Keywords: NOD-Like receptors; Porifera; chromosome-level genome assembly; comparative genomics; innate immunity.

Figure 1

Dysidea avara species and its genome statistics. (A) Underwater photograph of the sponge D avara. (B) BUSCO scores indicating the quality of the genome and its annotation, taking into account the eukaryota_odb10 and metazoa_odb10 databases. The BUSCO analysis was run with Busco v.5 version.

Figure 2

NOD-Like Receptors (NLRs) in Dysidea avara genome. (A) Domain architecture of proteins annotated to the different categories of bona fide NLRs (NLRD, NLRC, NLRX) in the genome assembly of D avara. The number indicates the annotated genes assigned to each NLR category. The graph was generated in Biorender.com. (B) Genes coding for bona fide NLRs were depicted in the chromosomes they are located in the genome. The graph was created with RIdeogram. NLRC, CARD-NACHT-LRR; NLRD, DEATH-NACHT-LRRs; and NLRX, NACH-LRR. CARD, Caspase recruitment domain; LRR, Leucine-rich repeat domain; Kix, kinase-inducible domain (KID) interacting domain; TNFR, tumor necrosis factor receptor; RPT, internal repeat; CASc, caspase; UBQ, ubiquitin; Litaf, LPS-induced TNF-activating factor; COR, C-terminal of Ras of Complex domain.

Figure 3

Phylogenetic analysis of NLRs in Dysidea avara. The NACHT domain alignment from NLR sequences was used for the analysis (Supplementary File 1B; Supplementary File 2). Different clusters were shaped, depending on the NLR category NLRD or NLRC, while NLRX was grouped with the two other groups. Within the NLRX category, the number of C-terminal LRR repeats also determined different clusters. The ML tree was constructed with GTR Bootstrap expectation model and an estimated gamma shape parameter and 100 independent searches with RAxML. NLR, NOD-Like Receptor; LRR, Leucine Rich Repeat; NLRC, CARD-NACHT-LRR; NLRD, DEATH-NACHT-LRR; and NLRX, NACHT-LRR.

Figure 4

Phylogenetic analysis of NLRs from 8 sponge species based on the alignment of the NACHT domain.

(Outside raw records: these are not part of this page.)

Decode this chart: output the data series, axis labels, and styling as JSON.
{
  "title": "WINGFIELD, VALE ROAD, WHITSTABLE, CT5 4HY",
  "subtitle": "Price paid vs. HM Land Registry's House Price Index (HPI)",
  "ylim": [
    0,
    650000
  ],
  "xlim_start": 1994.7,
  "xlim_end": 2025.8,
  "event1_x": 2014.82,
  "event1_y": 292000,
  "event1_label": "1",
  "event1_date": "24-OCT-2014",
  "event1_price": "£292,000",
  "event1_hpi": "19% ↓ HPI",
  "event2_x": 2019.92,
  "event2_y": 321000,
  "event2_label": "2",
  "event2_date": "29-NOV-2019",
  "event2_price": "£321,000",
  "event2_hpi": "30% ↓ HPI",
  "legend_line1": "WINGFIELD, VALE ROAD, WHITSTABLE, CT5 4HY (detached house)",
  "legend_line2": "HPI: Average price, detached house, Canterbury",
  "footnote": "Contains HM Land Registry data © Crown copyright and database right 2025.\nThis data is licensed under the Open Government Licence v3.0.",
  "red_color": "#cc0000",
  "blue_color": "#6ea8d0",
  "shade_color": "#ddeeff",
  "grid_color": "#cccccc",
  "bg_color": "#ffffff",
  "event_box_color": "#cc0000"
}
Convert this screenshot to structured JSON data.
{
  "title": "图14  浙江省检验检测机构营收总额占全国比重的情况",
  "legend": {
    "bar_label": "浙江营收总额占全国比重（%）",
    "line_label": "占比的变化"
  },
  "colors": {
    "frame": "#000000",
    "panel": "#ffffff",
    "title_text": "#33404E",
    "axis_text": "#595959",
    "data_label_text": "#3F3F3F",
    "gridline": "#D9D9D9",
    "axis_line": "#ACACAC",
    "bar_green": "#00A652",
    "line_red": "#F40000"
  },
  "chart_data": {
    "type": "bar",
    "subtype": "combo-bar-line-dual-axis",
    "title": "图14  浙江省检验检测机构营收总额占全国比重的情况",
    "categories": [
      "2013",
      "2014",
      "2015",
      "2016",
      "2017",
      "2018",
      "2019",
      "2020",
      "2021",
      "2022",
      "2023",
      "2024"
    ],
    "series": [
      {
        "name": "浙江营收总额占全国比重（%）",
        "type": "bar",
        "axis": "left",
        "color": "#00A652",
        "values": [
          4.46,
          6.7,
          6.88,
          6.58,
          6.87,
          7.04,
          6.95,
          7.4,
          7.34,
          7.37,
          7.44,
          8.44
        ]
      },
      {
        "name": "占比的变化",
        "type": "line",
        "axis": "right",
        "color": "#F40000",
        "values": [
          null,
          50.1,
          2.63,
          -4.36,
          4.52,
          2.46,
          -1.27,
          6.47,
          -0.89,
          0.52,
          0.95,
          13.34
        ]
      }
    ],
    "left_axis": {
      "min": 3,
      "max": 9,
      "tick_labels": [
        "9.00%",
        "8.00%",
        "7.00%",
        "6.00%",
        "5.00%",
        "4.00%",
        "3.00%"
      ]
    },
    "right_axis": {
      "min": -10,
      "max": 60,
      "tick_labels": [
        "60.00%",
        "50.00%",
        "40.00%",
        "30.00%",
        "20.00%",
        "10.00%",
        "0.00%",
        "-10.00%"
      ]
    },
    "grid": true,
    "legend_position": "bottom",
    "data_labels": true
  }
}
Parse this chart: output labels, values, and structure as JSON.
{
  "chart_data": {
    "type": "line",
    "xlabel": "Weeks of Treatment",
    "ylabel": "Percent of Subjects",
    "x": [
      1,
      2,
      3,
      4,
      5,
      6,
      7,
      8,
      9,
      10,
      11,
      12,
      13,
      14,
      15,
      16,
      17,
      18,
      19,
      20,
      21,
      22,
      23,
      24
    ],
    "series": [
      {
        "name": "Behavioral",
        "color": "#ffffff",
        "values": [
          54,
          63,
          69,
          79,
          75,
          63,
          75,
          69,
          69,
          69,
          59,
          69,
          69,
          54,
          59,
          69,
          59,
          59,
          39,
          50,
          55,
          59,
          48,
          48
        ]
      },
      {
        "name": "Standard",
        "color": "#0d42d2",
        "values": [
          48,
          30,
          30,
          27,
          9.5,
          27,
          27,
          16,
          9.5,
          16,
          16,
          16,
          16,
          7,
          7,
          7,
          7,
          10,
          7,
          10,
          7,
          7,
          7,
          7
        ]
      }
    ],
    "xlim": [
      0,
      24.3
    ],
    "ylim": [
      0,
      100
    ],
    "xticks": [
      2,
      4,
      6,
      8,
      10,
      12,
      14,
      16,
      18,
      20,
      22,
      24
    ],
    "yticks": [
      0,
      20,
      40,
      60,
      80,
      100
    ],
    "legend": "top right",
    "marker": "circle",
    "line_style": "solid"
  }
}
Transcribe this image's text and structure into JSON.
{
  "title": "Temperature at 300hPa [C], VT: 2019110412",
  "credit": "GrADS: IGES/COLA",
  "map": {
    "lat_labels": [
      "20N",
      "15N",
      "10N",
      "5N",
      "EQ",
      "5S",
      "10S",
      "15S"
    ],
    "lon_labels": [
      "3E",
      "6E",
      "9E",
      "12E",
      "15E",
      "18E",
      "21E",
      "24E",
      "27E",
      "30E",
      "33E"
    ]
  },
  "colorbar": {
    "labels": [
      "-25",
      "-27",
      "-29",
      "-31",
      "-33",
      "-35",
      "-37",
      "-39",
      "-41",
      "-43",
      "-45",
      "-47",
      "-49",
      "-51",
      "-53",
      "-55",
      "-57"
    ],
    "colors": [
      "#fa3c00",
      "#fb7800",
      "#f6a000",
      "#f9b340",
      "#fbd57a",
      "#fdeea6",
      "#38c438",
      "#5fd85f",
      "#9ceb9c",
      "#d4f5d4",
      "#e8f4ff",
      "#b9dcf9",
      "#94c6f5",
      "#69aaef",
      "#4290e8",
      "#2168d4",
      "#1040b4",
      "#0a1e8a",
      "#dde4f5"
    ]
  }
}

A phylogenetic analysis of NLRs was derived from the NACHT domain alignment in 8 sponge species, including our species (Supplementary File 1C; Supplementary File 2). As an outgroup, the NACHT domain from NLRs in the cnidarian Nematostella vectensis was used. The tree shows that NLRs are mainly grouped by species rather than by category. However, within the D. avara cluster, we see different clusters based on NLRD or NLRC category. The ML tree was constructed with GTR Bootstrap expectation model and an estimated gamma shape parameter and 100 independent searches with RAxML. NLRC, CARD–NACHT-LRR; NLRD, DEATH-NACHT-LRR; and NLRX, NACHT- LRR.